Неожиданно ноги у Майи ослабли и задрожали, ее начало тошнить, словно она только закончила дистанцию. Девушка смотрела на отца и не узнавала.
– Ты всегда меня учил… – Она с трудом, совершенно больная, поднялась со стула, пошла к двери.
– Дочка! – Мать вскочила.
– Сиди, – хлопнул отец по столу. – Жрать захочет – придет! Правдолюбка!
Тренироваться Майя перестала, гимнастику по утрам делала автоматически, по привычке. Подруги звонили несколько раз, затем разъехались по сборам и соревнованиям. Через два месяца деньги кончились, она продала японскую радиоаппаратуру. Спустя полгода опять осталась без денег.
Майю никто не совращал, не спаивал, не втягивал, она начала заниматься древнейшей профессией добровольно и осознанно, все просчитав и взвесив. «Ты, папочка, хочешь, чтобы я жила по правилам, согласна, только я буду жить по своим правилам».
Она завела палехскую шкатулку, куда бросала визитные карточки тяжело вздыхающих мужиков, отбирая, с ее точки зрения, денежных. «Я не стану сидеть в баре и ловить иностранцев, установим простой порядок: один основной и двое на скамейке запасных. Для поддержания спортивной формы им будет разрешено делать подарки, вывозить меня в свет и никаких глупостей».

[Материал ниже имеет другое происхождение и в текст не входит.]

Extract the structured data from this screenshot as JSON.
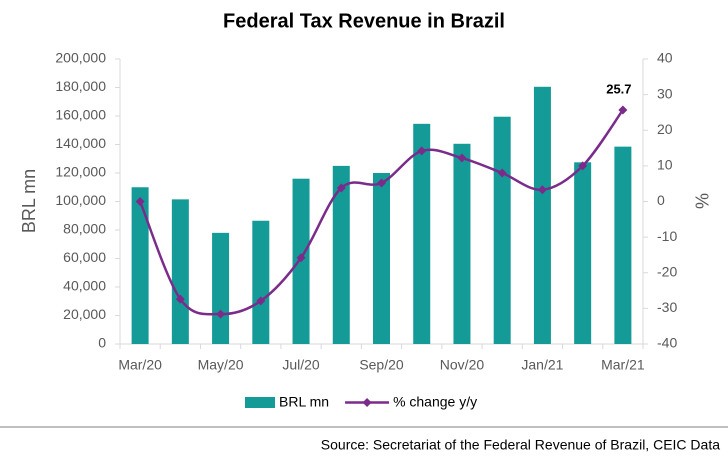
{
  "chart_data": {
    "type": "bar-line",
    "title": "Federal Tax Revenue in Brazil",
    "y_label": "BRL mn",
    "y2_label": "%",
    "source": "Source: Secretariat of the Federal Revenue of Brazil, CEIC Data",
    "categories": [
      "Mar/20",
      null,
      "May/20",
      null,
      "Jul/20",
      null,
      "Sep/20",
      null,
      "Nov/20",
      null,
      "Jan/21",
      null,
      "Mar/21"
    ],
    "series": [
      {
        "name": "BRL mn",
        "type": "bar",
        "color": "#159b97",
        "values": [
          110000,
          101500,
          78000,
          86500,
          116000,
          125000,
          120000,
          154500,
          140500,
          159500,
          180500,
          127500,
          138500
        ]
      },
      {
        "name": "% change y/y",
        "type": "line",
        "axis": "y2",
        "color": "#7b2c8b",
        "data_labels": "last",
        "values": [
          0,
          -27.4,
          -31.6,
          -27.9,
          -15.8,
          3.8,
          5.2,
          14.2,
          12.2,
          8,
          3.3,
          10,
          25.7
        ]
      }
    ],
    "ylim": [
      0,
      200000
    ],
    "yticks": [
      0,
      {
        "value": 20000,
        "label": "20,000"
      },
      {
        "value": 40000,
        "label": "40,000"
      },
      {
        "value": 60000,
        "label": "60,000"
      },
      {
        "value": 80000,
        "label": "80,000"
      },
      {
        "value": 100000,
        "label": "100,000"
      },
      {
        "value": 120000,
        "label": "120,000"
      },
      {
        "value": 140000,
        "label": "140,000"
      },
      {
        "value": 160000,
        "label": "160,000"
      },
      {
        "value": 180000,
        "label": "180,000"
      },
      {
        "value": 200000,
        "label": "200,000"
      }
    ],
    "y2lim": [
      -40,
      40
    ],
    "y2ticks": [
      -40,
      -30,
      -20,
      -10,
      0,
      10,
      20,
      30,
      40
    ],
    "legend": "bottom"
  }
}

И мужчины соглашались, строптивых из команды исключали. С родителями Майя встречалась редко, рассказывала, что работает в «Интуристе» гидом.
Через год она стала своих попечителей недолюбливать, через два – не выносить.

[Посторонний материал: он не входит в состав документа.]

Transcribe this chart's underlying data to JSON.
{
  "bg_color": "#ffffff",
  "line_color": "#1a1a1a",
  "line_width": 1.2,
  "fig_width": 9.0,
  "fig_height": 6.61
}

Встретив Артеменко, она возненавидела его с первого взгляда. «Гладкий, ухоженный, самодовольный победитель, ты мне заплатишь за все», – решила Майя, почувствовав, что платить этому человеку есть чем. Она долго не понимала причину своей ненависти. Спустя полгода догадалась. Артеменко ассоциировался с тем спортивным боссом, который вышвырнул ее из жизни.
Однажды Майя услышала по телефону девичий возмущенный голос:
– Майя Борисовна? Говорит секретарь комсомольской
– Вы кто такая? – бархатным голосом спросила Майя. – Чем занимаетесь? Бегаете, прыгаете?
– Я кандидат в мастера…
– Понятно, – перебила Майя. – Ты, милочка, бегай и прыгай, занятых людей не беспокой. Раньше надо было звонить, значительно раньше. Мастер спорта международного класса Майя Степанова померла.
Разговор в кабинете
Первой в кабинете Отари появилась Майя. Она села, непринужденно закинула ногу за ногу, взглянула с любопытством.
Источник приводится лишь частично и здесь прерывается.